VecNormV2¶

class torchrl.envs.transforms.VecNormV2(in_keys: Sequence[NestedKey], out_keys: Sequence[NestedKey] | None = None, *, lock: mp.Lock = None, stateful: bool = True, decay: float = 0.9999, eps: float = 0.0001, shared_data: TensorDictBase | None = None, reduce_batch_dims: bool = False)[source]¶

A class for normalizing vectorized observations and rewards in reinforcement learning environments.

VecNormV2 can operate in either a stateful or stateless mode. In stateful mode, it maintains internal statistics (mean and variance) to normalize inputs. In stateless mode, it requires external statistics to be provided for normalization.

Note

This class is designed to be an almost drop-in replacement for VecNorm. It should not be constructed directly, but rather with the VecNorm transform using the new_api=True keyword argument. In v0.10, the VecNorm transform will be switched to the new api by default.

Stateful vs. Stateless:

Stateful Mode (stateful=True):

Maintains internal statistics (loc, var, count) for normalization.

Updates statistics with each call unless frozen.

state_dict returns the current statistics.

load_state_dict updates the internal statistics with the provided state.

Stateless Mode (stateful=False):

Requires external statistics to be provided for normalization.

Does not maintain or update internal statistics.

state_dict returns an empty dictionary.

load_state_dict does not affect internal state.

Parameters:

in_keys (Sequence[NestedKey]) – The input keys for the data to be normalized.
out_keys (Sequence[NestedKey] | None) – The output keys for the normalized data.
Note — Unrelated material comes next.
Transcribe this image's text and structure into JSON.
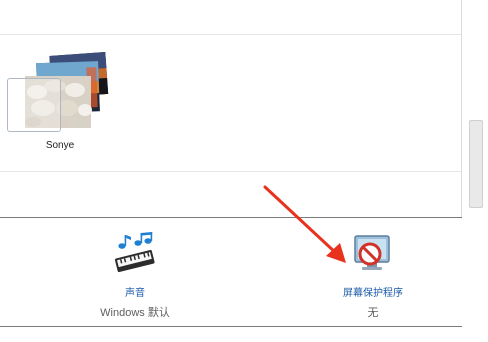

Defaults to in_keys if not provided.
lock (mp.Lock, optional) – A lock for thread safety.
stateful (bool, optional) – Whether the VecNorm is stateful. Stateless versions of this transform requires the data to be carried within the input/output tensordicts. Defaults to True.
decay (float, optional) – The decay rate for updating statistics. Defaults to 0.9999. If decay=1 is used, the normalizing statistics have an infinite memory (each item is weighed identically). Lower values weigh recent data more than old ones.
eps (float, optional) – A small value to prevent division by zero. Defaults to 1e-4.
shared_data (TensorDictBase | None, optional) – Shared data for initialization. Defaults to None.
reduce_batch_dims (bool, optional) – If True, the batch dimensions are reduced by averaging the data before updating the statistics. This is useful when samples are received in batches, as it allows the moving average to be computed over the entire batch rather than individual elements. Note that this option is only supported in stateful mode (stateful=True). Defaults to False.

Variables:

stateful (bool) – Indicates whether the VecNormV2 is stateful or stateless.
lock (mp.Lock) – A multiprocessing lock to ensure thread safety when updating statistics.
decay (float) – The decay rate for updating statistics.
eps (float) – A small value to prevent division by zero during normalization.
frozen (bool) – Indicates whether the VecNormV2 is frozen, preventing updates to statistics.
_cast_int_to_float (bool) – Indicates whether integer inputs should be cast to float.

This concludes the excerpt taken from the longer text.